Artistic Activism or Disguised Discrimination?

Last week tragedy struck very near my hometown of Dallas, Texas, when religious extremists attacked a cartoon contest in North Texas. It should be noted that this wasn’t just any cartoon contest, it was a political event meant to emphasize the need for the freedom of speech by promoting the drawing of the controversial religious figure prophet Mohammad.

In the aftermath of the attack, in which both assailants were killed, many Texans and Americans are left in the same position that Danish citizens were following a 2005 bombing that terrorist groups claimed was revenge for distasteful cartoons of Mohammad published in a newspaper.

The right to criticize and even publicly lampoon important religious teachings and figures is receiving a robust public defense because many Americans rightly see attempts to limit free speech and satire, whether by the government or by fellow citizens, as undemocratic and dangerous. Still, concerns about the increasing ostracism of marginalized communities like Muslim Americans and how that social exclusion may simply breed more religious extremism have raised fair questions about how far speech can or should go.

Do these events further free speech? Or do they just serve as an outlet for some to express Islamophobia and create propaganda for Islamists who can use the drawings to convince vulnerable Muslim Americans of their isolation from society and of the appeal of fundamentalist religion and its sense of community?

Supporters of these events could point to the recent repeal of a blasphemy law in Norway as a sign that the attention drawn by these events, both negative and positive, can change public policy. And they may be correct in thinking that the human tragedy caused by the terrorist attacks in France and elsewhere were a sufficient catalyst for political change (albeit in a very progressive democracy with relatively low levels of religious belief and negligible religious discrimination.) But is such suffering, both by victims of terrorist attacks and minority religious groups just trying to fit in, really the only way to achieve that change?

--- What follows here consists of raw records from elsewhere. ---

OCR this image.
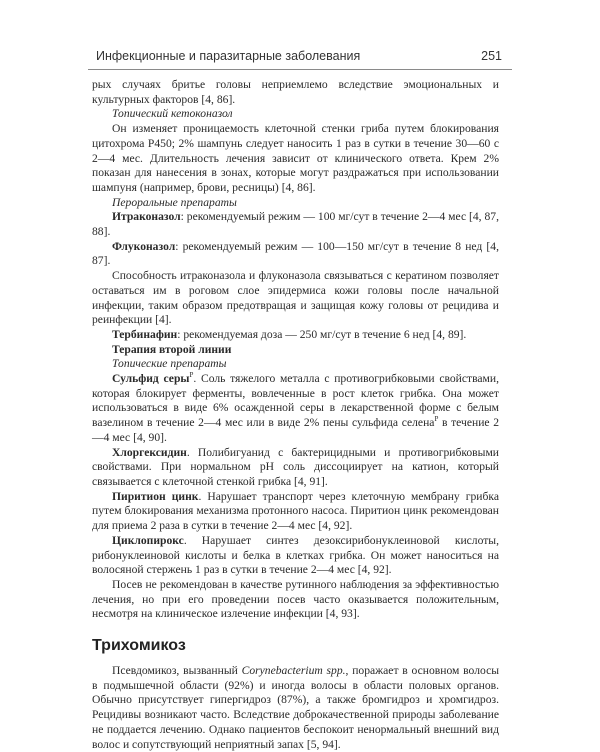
Инфекционные и паразитарные заболевания	251

рых случаях бритье головы неприемлемо вследствие эмоциональных и культурных факторов [4, 86].

Топический кетоконазол

Он изменяет проницаемость клеточной стенки гриба путем блокирования цитохрома Р450; 2% шампунь следует наносить 1 раз в сутки в течение 30—60 с 2—4 мес. Длительность лечения зависит от клинического ответа. Крем 2% показан для нанесения в зонах, которые могут раздражаться при использовании шампуня (например, брови, ресницы) [4, 86].

Пероральные препараты

Итраконазол: рекомендуемый режим — 100 мг/сут в течение 2—4 мес [4, 87, 88].

Флуконазол: рекомендуемый режим — 100—150 мг/сут в течение 8 нед [4, 87].

Способность итраконазола и флуконазола связываться с кератином позволяет оставаться им в роговом слое эпидермиса кожи головы после начальной инфекции, таким образом предотвращая и защищая кожу головы от рецидива и реинфекции [4].

Тербинафин: рекомендуемая доза — 250 мг/сут в течение 6 нед [4, 89].

Терапия второй линии

Топические препараты

Сульфид серы$^Р$. Соль тяжелого металла с противогрибковыми свойствами, которая блокирует ферменты, вовлеченные в рост клеток грибка. Она может использоваться в виде 6% осажденной серы в лекарственной форме с белым вазелином в течение 2—4 мес или в виде 2% пены сульфида селена$^Р$ в течение 2—4 мес [4, 90].

Хлоргексидин. Полибигуанид с бактерицидными и противогрибковыми свойствами. При нормальном pH соль диссоциирует на катион, который связывается с клеточной стенкой грибка [4, 91].

Пиритион цинк. Нарушает транспорт через клеточную мембрану грибка путем блокирования механизма протонного насоса. Пиритион цинк рекомендован для приема 2 раза в сутки в течение 2—4 мес [4, 92].

Циклопирокс. Нарушает синтез дезоксирибонуклеиновой кислоты, рибонуклеиновой кислоты и белка в клетках грибка. Он может наноситься на волосяной стержень 1 раз в сутки в течение 2—4 мес [4, 92].

Посев не рекомендован в качестве рутинного наблюдения за эффективностью лечения, но при его проведении посев часто оказывается положительным, несмотря на клиническое излечение инфекции [4, 93].

Трихомикоз

Псевдомикоз, вызванный Corynebacterium spp., поражает в основном волосы в подмышечной области (92%) и иногда волосы в области половых органов. Обычно присутствует гипергидроз (87%), а также бромгидроз и хромгидроз. Рецидивы возникают часто. Вследствие доброкачественной природы заболевание не поддается лечению. Однако пациентов беспокоит ненормальный внешний вид волос и сопутствующий неприятный запах [5, 94].
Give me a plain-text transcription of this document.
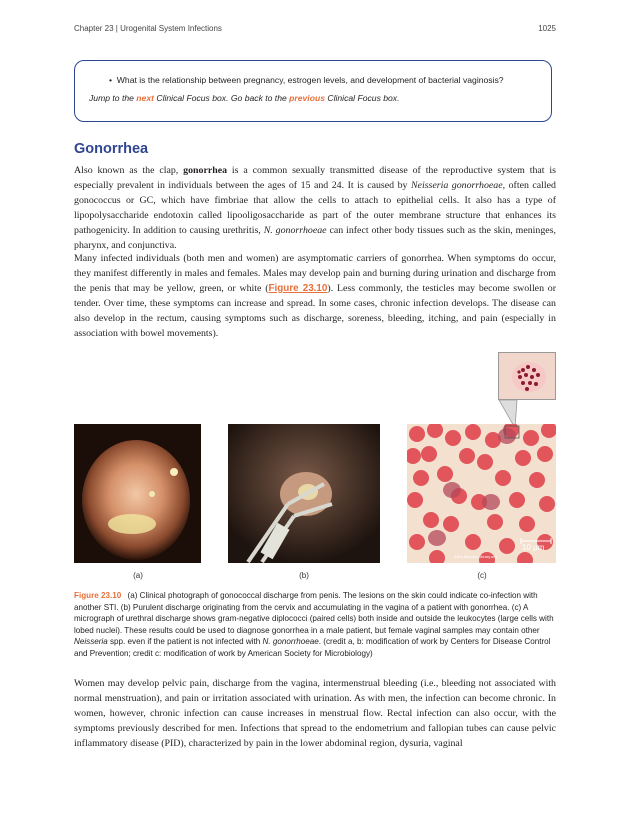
Chapter 23 | Urogenital System Infections	1025
•  What is the relationship between pregnancy, estrogen levels, and development of bacterial vaginosis?
Jump to the next Clinical Focus box. Go back to the previous Clinical Focus box.
Gonorrhea

Also known as the clap, gonorrhea is a common sexually transmitted disease of the reproductive system that is especially prevalent in individuals between the ages of 15 and 24. It is caused by Neisseria gonorrhoeae, often called gonococcus or GC, which have fimbriae that allow the cells to attach to epithelial cells. It also has a type of lipopolysaccharide endotoxin called lipooligosaccharide as part of the outer membrane structure that enhances its pathogenicity. In addition to causing urethritis, N. gonorrhoeae can infect other body tissues such as the skin, meninges, pharynx, and conjunctiva.

Many infected individuals (both men and women) are asymptomatic carriers of gonorrhea. When symptoms do occur, they manifest differently in males and females. Males may develop pain and burning during urination and discharge from the penis that may be yellow, green, or white (Figure 23.10). Less commonly, the testicles may become swollen or tender. Over time, these symptoms can increase and spread. In some cases, chronic infection develops. The disease can also develop in the rectum, causing symptoms such as discharge, soreness, bleeding, itching, and pain (especially in association with bowel movements).

10 µm
ASM MicrobeLibrary.org
(a)	(b)	(c)

Figure 23.10 (a) Clinical photograph of gonococcal discharge from penis. The lesions on the skin could indicate co-infection with another STI. (b) Purulent discharge originating from the cervix and accumulating in the vagina of a patient with gonorrhea. (c) A micrograph of urethral discharge shows gram-negative diplococci (paired cells) both inside and outside the leukocytes (large cells with lobed nuclei). These results could be used to diagnose gonorrhea in a male patient, but female vaginal samples may contain other Neisseria spp. even if the patient is not infected with N. gonorrhoeae. (credit a, b: modification of work by Centers for Disease Control and Prevention; credit c: modification of work by American Society for Microbiology)

Women may develop pelvic pain, discharge from the vagina, intermenstrual bleeding (i.e., bleeding not associated with normal menstruation), and pain or irritation associated with urination. As with men, the infection can become chronic. In women, however, chronic infection can cause increases in menstrual flow. Rectal infection can also occur, with the symptoms previously described for men. Infections that spread to the endometrium and fallopian tubes can cause pelvic inflammatory disease (PID), characterized by pain in the lower abdominal region, dysuria, vaginal
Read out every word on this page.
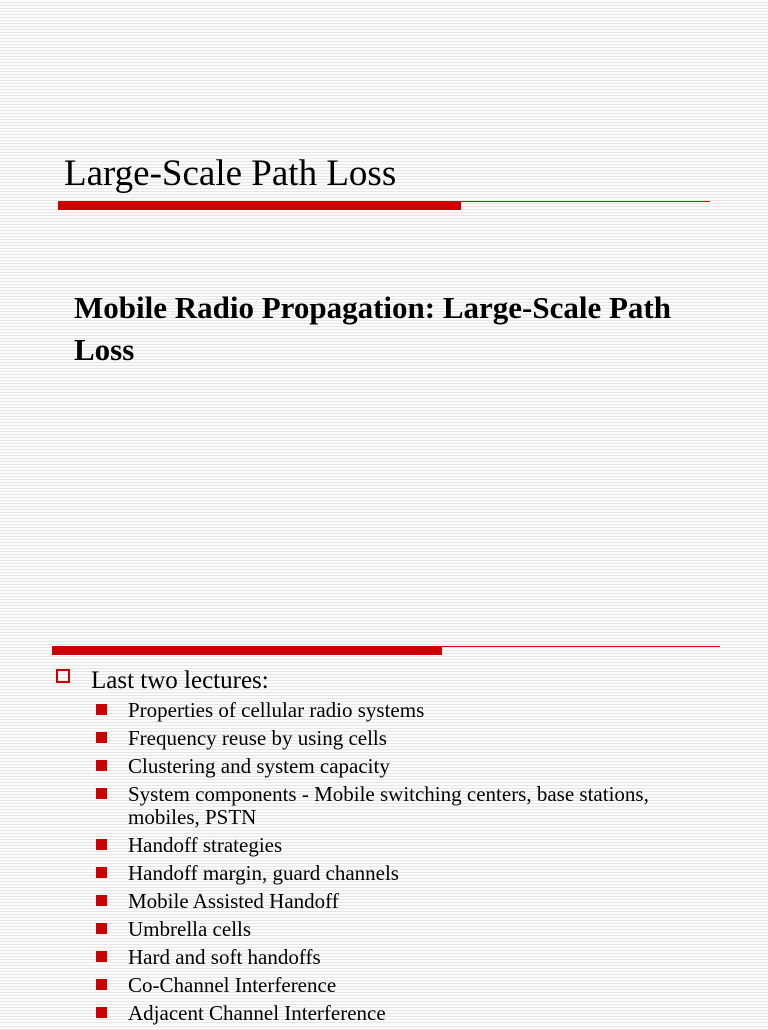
Large-Scale Path Loss
Mobile Radio Propagation: Large-Scale Path Loss
Last two lectures:
Properties of cellular radio systems
Frequency reuse by using cells
Clustering and system capacity
System components - Mobile switching centers, base stations, mobiles, PSTN
Handoff strategies
Handoff margin, guard channels
Mobile Assisted Handoff
Umbrella cells
Hard and soft handoffs
Co-Channel Interference
Adjacent Channel Interference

The question is not whether these events should be allowed to exist, but whether or not the free speech advocacy community should utilize them in their valiant effort to protect one of the most essential human rights. It’s highly doubtful that the press surrounding these events and the occasional yet horrific attacks on its organizers do enough to promote the idea that no one or no thing is safe from the pen. More often, it just alienates the large number of progressive Americans and moderate Muslims who support free speech but oppose the race-baiting and Islamophobia that can be present at the events and in related media.

This is not to say that all who attend these events are bigots looking for an outlet to express their prejudice. But it would be irresponsible and deceptive to pretend that all those who participate in such artistic activism are doing so out of a sense of liberal belief in free speech.

As a humanist, the freedom of speech, and even the freedom to cause offense or insult to religious Americans who hear my sincere criticisms of their religious beliefs, is a crucial right that I will always work to defend. But humanists also place a lot of value in being reasonable and pursuing ideas which will leave a tangible and positive impact. While there are claims that “Draw Mohammad” events further the freedom of speech, the proof just isn’t there. Our rights are no more secure than before these events started, and the only noticeable change in our society since they began is more violence and discrimination.